Game of the Week: Christmas Extravaganza
Thanksgiving is my favorite holiday of the year. I’m a glutton.
But on Thanksgiving, I had to watch the New England Patriots hold the heads of their alleged rivals, the New York Jets, in a toilet bowl for three hours. It was a nightmare.
That’s why Christmas is a close, close second, and it easily beats out Thanksgiving when it comes to viewing pleasure. The NBA has lovingly provided us with 12 hours of great matchups to occupy us after we tire of our new gifts.
And they are great matchups. For my, and to a lesser extent, your amusement, I have ranked them, so you know which ones to skip to spend time with your dumb family.
But the real heroes will spend all 12 hours on the couch, wondering whether the numbness in our legs is atrophy or alcohol poisoning.
Denver Nuggets at Los Angeles Clippers, ESPN, 10:30 p.m. eastern time
Yes, I think the game involving arguably the best team in the league is the least worth your time. As much as I love Danilo Gallinari, I think it would be a big upset if the Nuggets won this game, especially in Los Angeles. The Clippers are top five in offensive and defensive efficiency and force turnovers at a league-high rate, giving Chris Paul more opportunity to show why he’s the best point guard in the league. One way the Nuggets can get those opportunites back is through their edge in rebounding. They’ll need a big game from Kenneth Faried.
Boston Celtics at Brooklyn Nets, ESPN, 12 p.m. eastern time
It’s sad how mediocre the Boston Celtics have been. This is a veteran squad kept together out of a real belief that it can challenge for a title, but there hasn’t been much evidence of that. Paul Pierce is having a solid year, but Jason Terry and Courtney Lee have not come close to replacing the production of Ray Allen. The Brooklyn Nets have also been a mixed bag. Brook Lopez has been excellent, but has missed time due to injury, while Joe Johnson, Deron Williams and Gerald Wallace, who also received big new contracts this summer, have been mediocre. Williams has complained about the play-calling, which is rich coming from the guy who begged his way off a Jerry Sloan squad, but perhaps he’s right that different tactics would get more out of what is a talented lineup on paper.
Houston Rockets at Chicago Bulls, ESPN, 8 p.m. eastern time
The Chicago Bulls don’t shoot well and they turn it over a ton. But they have throttled teams on defense in their quest to stay afloat while awaiting the return of Derrick Rose. If you like ugly basketball, watch the Bulls. Joakim Noah has been the key, crashing the boards, showing a deft passing touch and anchoring one of the best defenses in the league with nimble feet and shot blocking.
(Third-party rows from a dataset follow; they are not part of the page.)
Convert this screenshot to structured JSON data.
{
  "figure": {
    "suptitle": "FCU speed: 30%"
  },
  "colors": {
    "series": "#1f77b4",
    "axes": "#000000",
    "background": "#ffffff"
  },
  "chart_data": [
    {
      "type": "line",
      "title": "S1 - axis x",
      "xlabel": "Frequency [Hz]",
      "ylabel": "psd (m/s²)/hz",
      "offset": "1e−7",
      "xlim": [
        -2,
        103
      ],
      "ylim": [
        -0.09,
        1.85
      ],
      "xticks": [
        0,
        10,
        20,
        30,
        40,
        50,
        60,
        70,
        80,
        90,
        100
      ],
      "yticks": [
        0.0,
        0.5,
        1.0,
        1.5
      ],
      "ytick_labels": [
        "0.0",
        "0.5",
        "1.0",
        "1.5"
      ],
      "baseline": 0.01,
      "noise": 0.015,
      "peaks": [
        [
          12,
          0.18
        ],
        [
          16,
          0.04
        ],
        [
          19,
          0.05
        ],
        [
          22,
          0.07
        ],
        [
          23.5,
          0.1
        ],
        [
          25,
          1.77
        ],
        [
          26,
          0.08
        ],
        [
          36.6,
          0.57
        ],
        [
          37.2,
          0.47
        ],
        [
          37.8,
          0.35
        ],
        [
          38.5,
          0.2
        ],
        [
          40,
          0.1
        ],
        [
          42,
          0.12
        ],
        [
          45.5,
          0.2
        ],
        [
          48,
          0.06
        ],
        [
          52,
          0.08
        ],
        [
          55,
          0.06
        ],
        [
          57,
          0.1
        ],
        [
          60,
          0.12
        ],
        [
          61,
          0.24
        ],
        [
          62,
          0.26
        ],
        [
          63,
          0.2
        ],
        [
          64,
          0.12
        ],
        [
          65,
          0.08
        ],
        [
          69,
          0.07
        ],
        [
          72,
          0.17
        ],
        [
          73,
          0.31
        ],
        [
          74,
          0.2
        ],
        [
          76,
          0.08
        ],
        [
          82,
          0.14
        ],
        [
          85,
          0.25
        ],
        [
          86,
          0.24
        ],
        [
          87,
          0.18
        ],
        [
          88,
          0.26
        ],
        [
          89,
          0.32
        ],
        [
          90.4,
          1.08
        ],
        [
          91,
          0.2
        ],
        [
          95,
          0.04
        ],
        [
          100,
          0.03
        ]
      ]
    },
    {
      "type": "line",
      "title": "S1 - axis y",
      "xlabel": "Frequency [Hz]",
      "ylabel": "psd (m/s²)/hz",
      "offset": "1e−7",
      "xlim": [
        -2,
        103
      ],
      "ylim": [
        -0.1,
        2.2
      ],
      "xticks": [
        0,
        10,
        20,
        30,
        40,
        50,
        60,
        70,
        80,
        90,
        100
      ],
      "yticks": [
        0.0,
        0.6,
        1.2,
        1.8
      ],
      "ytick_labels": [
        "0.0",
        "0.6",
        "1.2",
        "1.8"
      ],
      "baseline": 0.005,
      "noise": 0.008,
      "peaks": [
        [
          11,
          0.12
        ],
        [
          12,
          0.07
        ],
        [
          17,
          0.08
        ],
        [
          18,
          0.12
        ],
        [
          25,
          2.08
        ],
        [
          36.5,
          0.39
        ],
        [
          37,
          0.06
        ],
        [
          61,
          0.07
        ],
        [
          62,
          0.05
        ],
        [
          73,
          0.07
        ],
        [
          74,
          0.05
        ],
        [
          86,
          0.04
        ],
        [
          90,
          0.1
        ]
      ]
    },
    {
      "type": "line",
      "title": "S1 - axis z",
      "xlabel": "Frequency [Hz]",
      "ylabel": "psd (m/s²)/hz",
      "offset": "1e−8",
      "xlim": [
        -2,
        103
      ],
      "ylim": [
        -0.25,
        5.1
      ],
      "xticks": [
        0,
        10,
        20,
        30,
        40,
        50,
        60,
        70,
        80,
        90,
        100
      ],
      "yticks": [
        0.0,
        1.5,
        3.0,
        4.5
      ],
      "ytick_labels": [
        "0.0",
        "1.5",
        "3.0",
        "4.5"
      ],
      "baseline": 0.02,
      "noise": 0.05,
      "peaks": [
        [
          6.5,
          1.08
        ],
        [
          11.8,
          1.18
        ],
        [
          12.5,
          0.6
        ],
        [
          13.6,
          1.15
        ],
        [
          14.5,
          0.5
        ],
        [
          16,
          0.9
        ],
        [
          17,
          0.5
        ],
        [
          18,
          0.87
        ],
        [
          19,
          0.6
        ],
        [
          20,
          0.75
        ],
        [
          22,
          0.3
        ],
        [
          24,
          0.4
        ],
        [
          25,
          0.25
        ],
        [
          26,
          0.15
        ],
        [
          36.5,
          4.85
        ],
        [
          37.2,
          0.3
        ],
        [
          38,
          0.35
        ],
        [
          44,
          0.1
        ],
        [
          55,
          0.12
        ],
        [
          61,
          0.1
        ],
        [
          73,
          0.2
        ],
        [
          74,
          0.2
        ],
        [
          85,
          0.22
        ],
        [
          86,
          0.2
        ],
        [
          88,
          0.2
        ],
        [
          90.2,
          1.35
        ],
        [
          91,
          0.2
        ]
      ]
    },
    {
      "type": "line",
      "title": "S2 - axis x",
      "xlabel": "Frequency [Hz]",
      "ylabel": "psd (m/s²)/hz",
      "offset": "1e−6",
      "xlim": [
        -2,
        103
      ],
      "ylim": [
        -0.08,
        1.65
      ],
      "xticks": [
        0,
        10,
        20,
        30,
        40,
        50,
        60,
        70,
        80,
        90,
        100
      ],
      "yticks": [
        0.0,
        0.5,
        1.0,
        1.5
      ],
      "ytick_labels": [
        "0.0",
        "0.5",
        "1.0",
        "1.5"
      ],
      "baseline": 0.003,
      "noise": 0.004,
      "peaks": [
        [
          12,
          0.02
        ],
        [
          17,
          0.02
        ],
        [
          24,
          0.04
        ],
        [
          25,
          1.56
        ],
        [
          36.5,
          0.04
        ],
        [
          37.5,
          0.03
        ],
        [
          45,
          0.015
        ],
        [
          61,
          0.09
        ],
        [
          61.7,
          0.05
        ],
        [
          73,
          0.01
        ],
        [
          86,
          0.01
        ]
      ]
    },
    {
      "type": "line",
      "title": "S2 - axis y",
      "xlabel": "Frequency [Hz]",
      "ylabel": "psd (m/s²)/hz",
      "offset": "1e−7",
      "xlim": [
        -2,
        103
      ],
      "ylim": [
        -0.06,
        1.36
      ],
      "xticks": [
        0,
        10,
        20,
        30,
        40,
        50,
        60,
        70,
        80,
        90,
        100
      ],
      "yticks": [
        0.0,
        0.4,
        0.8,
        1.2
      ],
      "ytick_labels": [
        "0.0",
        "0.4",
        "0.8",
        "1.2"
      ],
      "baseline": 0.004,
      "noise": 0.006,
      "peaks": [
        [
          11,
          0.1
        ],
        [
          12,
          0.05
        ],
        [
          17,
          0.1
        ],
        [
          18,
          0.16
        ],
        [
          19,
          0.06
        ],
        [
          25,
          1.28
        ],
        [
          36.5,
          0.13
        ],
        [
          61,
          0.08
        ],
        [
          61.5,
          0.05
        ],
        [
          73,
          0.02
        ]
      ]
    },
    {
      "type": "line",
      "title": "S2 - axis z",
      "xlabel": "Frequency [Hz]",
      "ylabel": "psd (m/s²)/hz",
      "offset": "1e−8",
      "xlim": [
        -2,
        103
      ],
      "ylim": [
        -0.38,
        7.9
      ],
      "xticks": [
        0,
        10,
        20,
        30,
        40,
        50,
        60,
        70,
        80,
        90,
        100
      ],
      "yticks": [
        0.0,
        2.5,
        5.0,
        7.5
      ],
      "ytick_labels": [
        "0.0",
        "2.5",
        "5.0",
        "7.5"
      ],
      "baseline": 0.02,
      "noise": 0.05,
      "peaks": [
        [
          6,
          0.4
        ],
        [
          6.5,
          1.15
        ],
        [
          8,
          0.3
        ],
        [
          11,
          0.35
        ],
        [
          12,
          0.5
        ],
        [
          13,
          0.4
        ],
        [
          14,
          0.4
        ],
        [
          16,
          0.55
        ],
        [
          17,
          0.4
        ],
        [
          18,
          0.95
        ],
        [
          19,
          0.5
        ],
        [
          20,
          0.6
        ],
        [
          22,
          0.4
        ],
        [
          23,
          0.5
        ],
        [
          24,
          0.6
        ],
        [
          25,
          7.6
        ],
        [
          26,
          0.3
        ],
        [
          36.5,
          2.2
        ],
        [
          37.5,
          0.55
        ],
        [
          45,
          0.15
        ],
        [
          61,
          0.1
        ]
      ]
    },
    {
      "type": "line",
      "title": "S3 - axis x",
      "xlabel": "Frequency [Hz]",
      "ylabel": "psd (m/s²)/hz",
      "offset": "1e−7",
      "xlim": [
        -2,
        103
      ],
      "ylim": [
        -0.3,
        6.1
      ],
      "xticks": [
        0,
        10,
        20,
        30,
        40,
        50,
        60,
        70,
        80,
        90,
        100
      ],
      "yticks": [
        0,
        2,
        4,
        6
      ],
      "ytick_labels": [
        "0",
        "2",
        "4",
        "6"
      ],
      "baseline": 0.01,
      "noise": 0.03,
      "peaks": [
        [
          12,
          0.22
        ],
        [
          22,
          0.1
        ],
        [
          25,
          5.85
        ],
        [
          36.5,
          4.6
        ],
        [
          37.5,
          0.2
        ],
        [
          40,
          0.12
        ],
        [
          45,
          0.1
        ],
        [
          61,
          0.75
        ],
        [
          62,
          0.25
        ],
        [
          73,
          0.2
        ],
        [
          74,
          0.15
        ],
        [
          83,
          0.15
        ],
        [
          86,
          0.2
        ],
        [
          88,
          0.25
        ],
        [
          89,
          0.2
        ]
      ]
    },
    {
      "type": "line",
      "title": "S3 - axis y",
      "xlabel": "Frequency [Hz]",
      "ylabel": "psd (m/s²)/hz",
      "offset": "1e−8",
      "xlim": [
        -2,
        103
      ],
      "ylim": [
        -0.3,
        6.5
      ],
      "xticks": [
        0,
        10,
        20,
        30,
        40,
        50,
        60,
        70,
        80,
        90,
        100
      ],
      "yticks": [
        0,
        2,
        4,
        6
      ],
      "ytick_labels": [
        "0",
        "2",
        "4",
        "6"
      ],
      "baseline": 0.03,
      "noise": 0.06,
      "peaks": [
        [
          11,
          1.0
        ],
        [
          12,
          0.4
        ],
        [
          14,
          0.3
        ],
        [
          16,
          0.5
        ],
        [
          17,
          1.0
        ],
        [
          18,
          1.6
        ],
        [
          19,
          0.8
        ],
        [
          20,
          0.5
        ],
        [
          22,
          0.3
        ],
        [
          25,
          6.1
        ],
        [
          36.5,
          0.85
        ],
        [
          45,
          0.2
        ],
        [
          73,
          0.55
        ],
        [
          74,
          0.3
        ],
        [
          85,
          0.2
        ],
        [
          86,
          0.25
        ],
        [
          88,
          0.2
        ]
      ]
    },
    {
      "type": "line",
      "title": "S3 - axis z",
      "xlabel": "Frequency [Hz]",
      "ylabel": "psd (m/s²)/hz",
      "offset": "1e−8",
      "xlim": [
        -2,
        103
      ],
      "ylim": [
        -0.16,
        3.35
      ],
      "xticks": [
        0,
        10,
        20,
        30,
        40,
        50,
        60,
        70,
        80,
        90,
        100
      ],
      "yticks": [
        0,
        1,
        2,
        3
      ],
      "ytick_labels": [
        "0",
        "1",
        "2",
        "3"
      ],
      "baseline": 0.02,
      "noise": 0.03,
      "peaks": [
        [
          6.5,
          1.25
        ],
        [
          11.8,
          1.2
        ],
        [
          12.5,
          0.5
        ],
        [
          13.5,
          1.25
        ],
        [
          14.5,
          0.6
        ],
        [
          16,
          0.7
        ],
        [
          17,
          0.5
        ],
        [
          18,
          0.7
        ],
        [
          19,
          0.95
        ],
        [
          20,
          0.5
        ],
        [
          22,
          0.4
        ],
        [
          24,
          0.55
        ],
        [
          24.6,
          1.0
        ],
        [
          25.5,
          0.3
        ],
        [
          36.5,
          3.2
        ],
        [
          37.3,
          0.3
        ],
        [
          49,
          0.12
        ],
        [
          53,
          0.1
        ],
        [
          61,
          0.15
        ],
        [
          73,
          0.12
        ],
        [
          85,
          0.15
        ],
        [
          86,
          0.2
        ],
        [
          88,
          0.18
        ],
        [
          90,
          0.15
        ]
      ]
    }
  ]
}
He’ll be called on to help often on James Harden, who is getting to the line 10 times a game. That ties him with Dwight Howard for most in the league, and Harden makes a lot more of them. Being ‘the man’ suits Harden well, and he has led the Rockets to a surprisingly strong start.
New York Knicks at Los Angeles Lakers, ABC, 3 p.m. eastern time
The last time these teams met, the Knicks won handily over the Lakers. They’re sort of similar. Both have highly efficient, pick-and-roll-heavy offenses carrying mediocre defenses. Both feature high-volume scorers and fearsome paint defenders. Both are old as hell. Both have misfit power forwards they don’t quite know what to do with. With Steve Nash back, I think this will be a more even matchup.
Oklahoma City Thunder at Miami Heat, ABC, 5:30 p.m. eastern time
There’s no topping this Finals rematch, though. Nobody, except maybe Chris Paul, is playing as well as Kevin Durant and LeBron James. Basically, it doesn’t matter how good the dinner conversation is, you have to watch this game. Merry Christmas and stuff.